Emerging data show an uptick in the use of 2-Fluoro-5-formylpyridine in the preparation of functionalized heterocycles, including those with promise for antimicrobial and antiviral activity. The unique pattern of substituents encourages reactivity distinct from plain pyridine or fluorinated analogs lacking the aldehyde group. Having such a differentiator on hand, especially in academic research, raises the bar for innovation and shortens the timeline from hypothesis to publication.

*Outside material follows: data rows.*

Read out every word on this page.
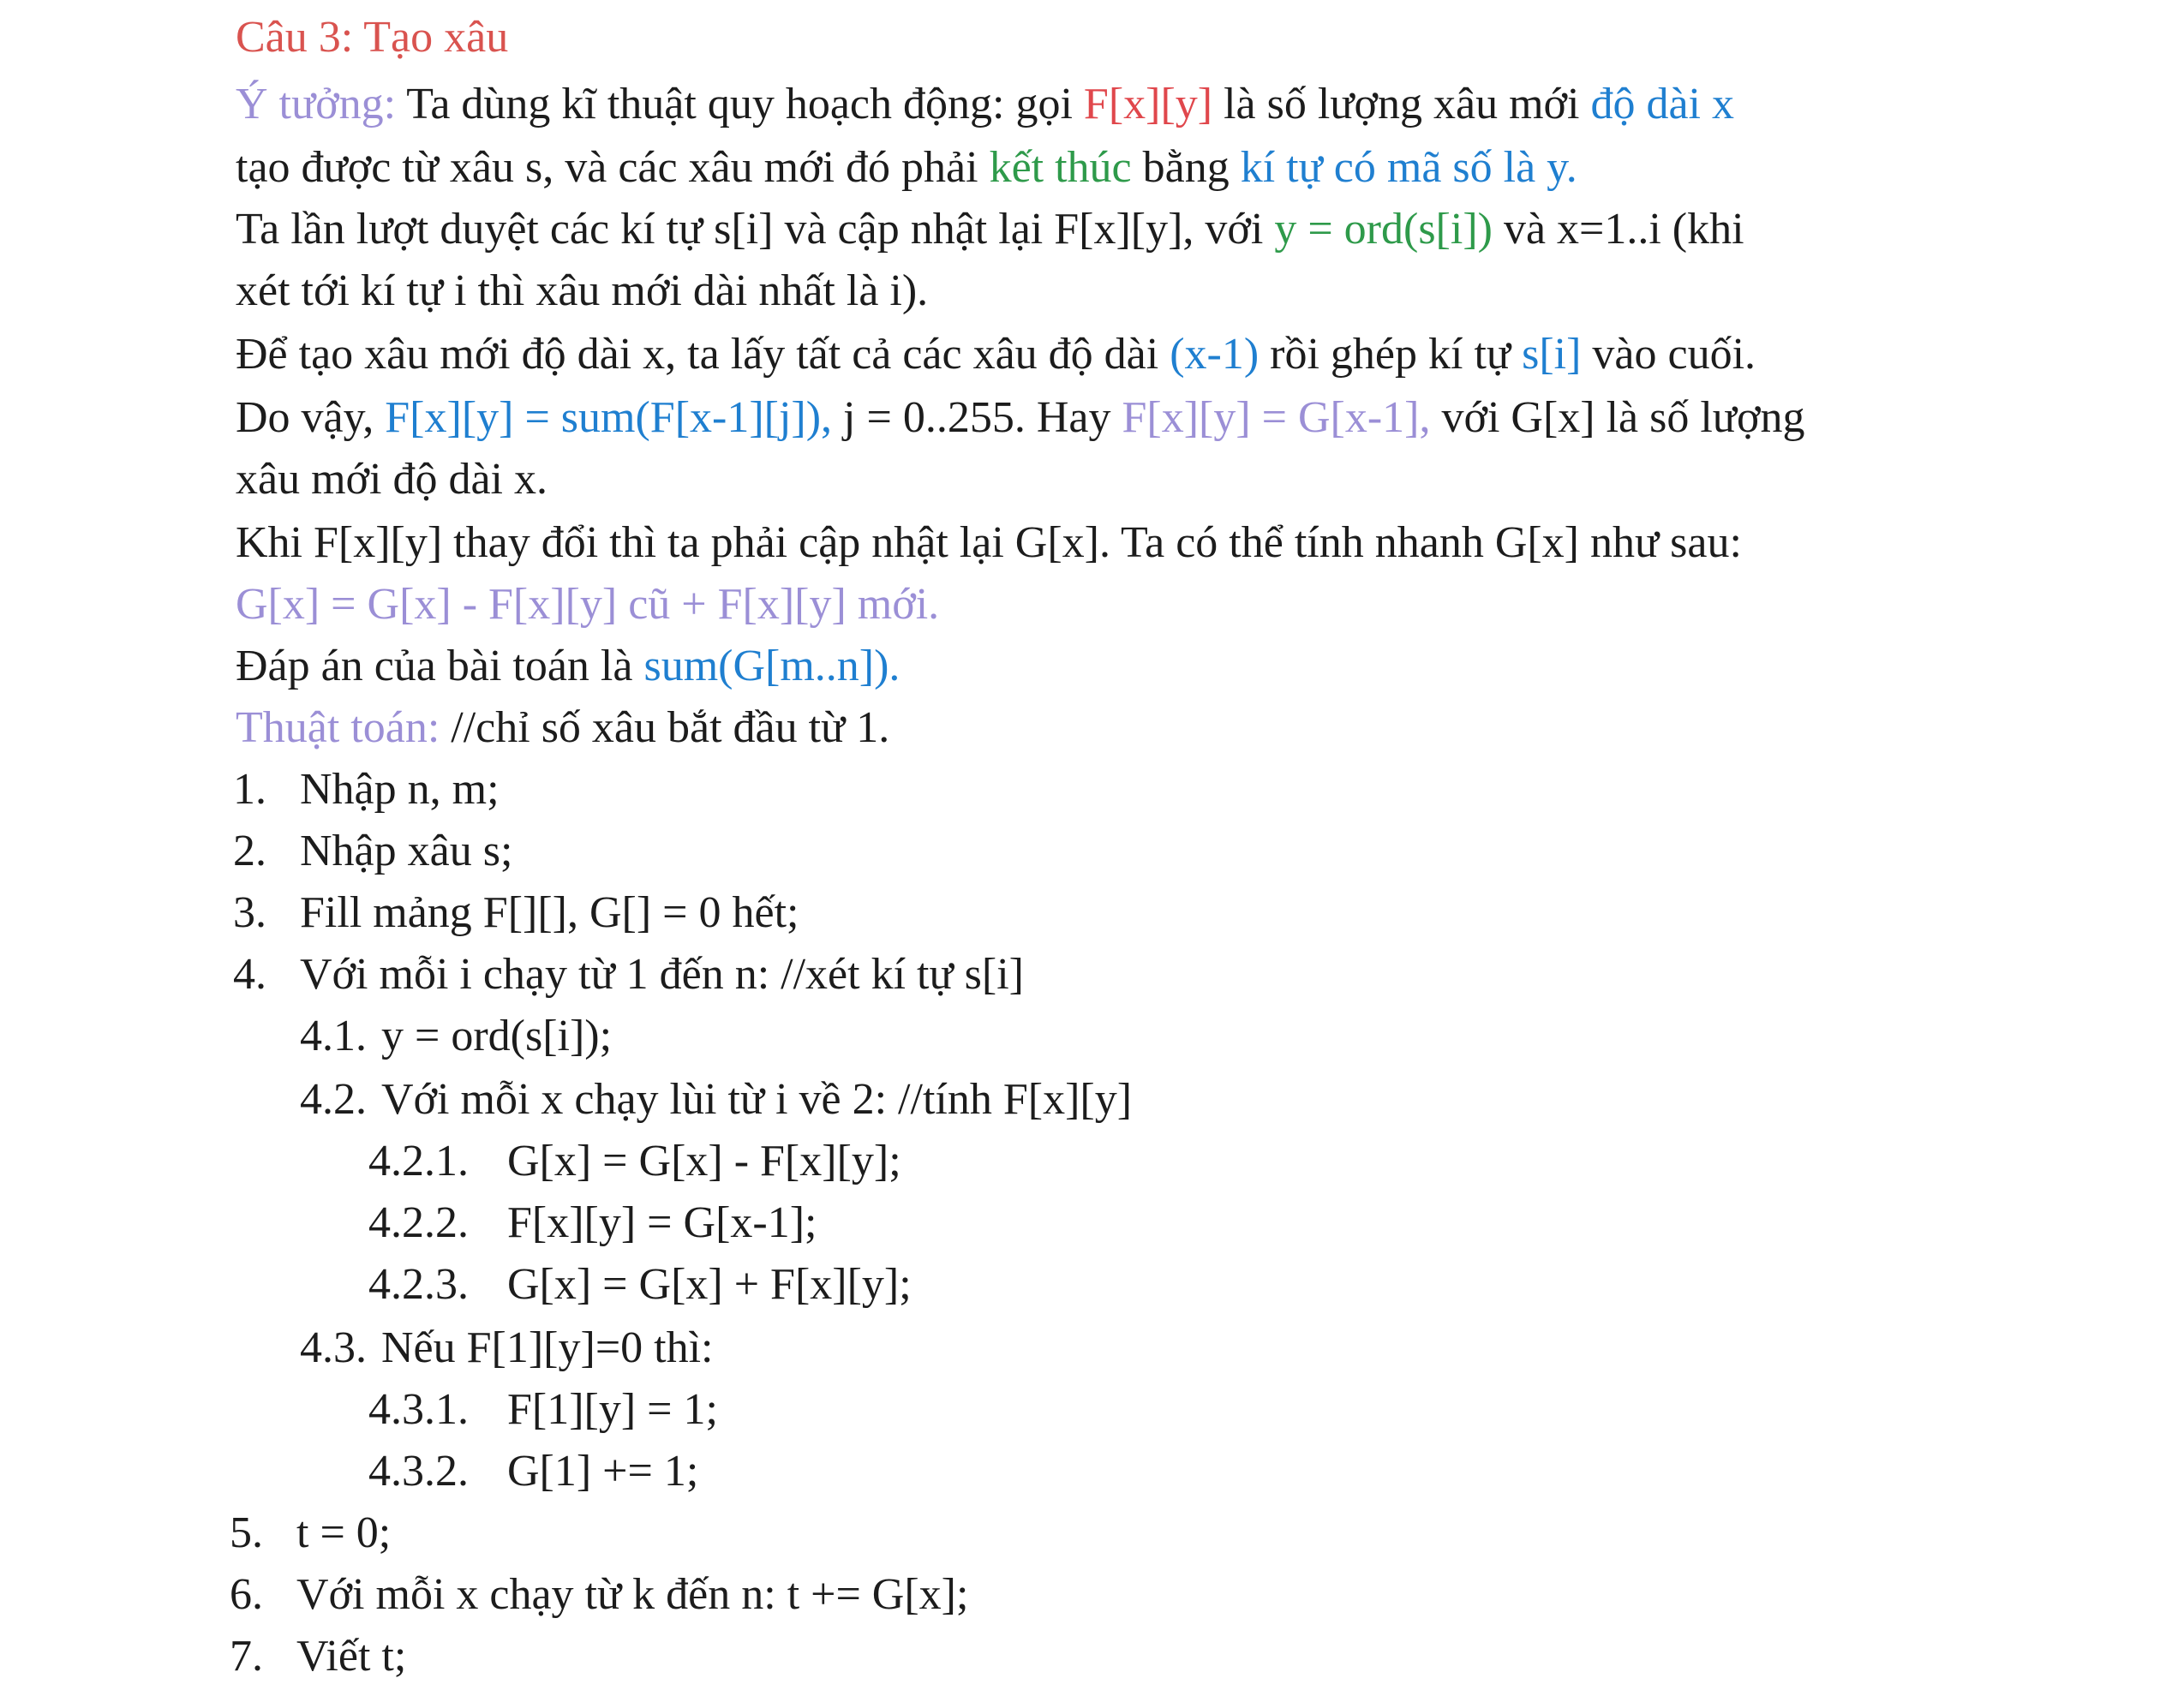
Câu 3: Tạo xâu
Ý tưởng: Ta dùng kĩ thuật quy hoạch động: gọi F[x][y] là số lượng xâu mới độ dài x
tạo được từ xâu s, và các xâu mới đó phải kết thúc bằng kí tự có mã số là y.
Ta lần lượt duyệt các kí tự s[i] và cập nhật lại F[x][y], với y = ord(s[i]) và x=1..i (khi
xét tới kí tự i thì xâu mới dài nhất là i).
Để tạo xâu mới độ dài x, ta lấy tất cả các xâu độ dài (x-1) rồi ghép kí tự s[i] vào cuối.
Do vậy, F[x][y] = sum(F[x-1][j]), j = 0..255. Hay F[x][y] = G[x-1], với G[x] là số lượng
xâu mới độ dài x.
Khi F[x][y] thay đổi thì ta phải cập nhật lại G[x]. Ta có thể tính nhanh G[x] như sau:
G[x] = G[x] - F[x][y] cũ + F[x][y] mới.
Đáp án của bài toán là sum(G[m..n]).
Thuật toán: //chỉ số xâu bắt đầu từ 1.
1. Nhập n, m;
2. Nhập xâu s;
3. Fill mảng F[][], G[] = 0 hết;
4. Với mỗi i chạy từ 1 đến n: //xét kí tự s[i]
4.1. y = ord(s[i]);
4.2. Với mỗi x chạy lùi từ i về 2: //tính F[x][y]
4.2.1. G[x] = G[x] - F[x][y];
4.2.2. F[x][y] = G[x-1];
4.2.3. G[x] = G[x] + F[x][y];
4.3. Nếu F[1][y]=0 thì:
4.3.1. F[1][y] = 1;
4.3.2. G[1] += 1;
5. t = 0;
6. Với mỗi x chạy từ k đến n: t += G[x];
7. Viết t;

In my practice, the value of 2-Fluoro-5-formylpyridine shows up at the intersection of reliability, versatility, and progress. It’s not the magic bullet for every reaction, nor does it sidestep the need for care and planning. Still, its set of features—unique substitution pattern, high purity, amenability to standard operating procedures, and friendly handling properties—make it a trusted ally in the drive to create, discover, and improve.
As regulatory landscapes evolve and synthesis demands more transparency and innovation, tools like this compound help raise the bar for rigorous, reproducible research. Whether you’re pressed for time in a high-stakes discovery project or working with students in a teaching space, the advantages become clear through less frustration, sharper results, and a pathway to genuine breakthroughs.
Continued exploration brings new applications each year, but the fundamentals remain: a molecule designed for efficiency, precision, and the practical realities of hands-on chemistry. For those willing to move beyond the standard options and make room for a best-in-class intermediate, 2-Fluoro-5-formylpyridine deserves a place on the shelf—and in the next big project.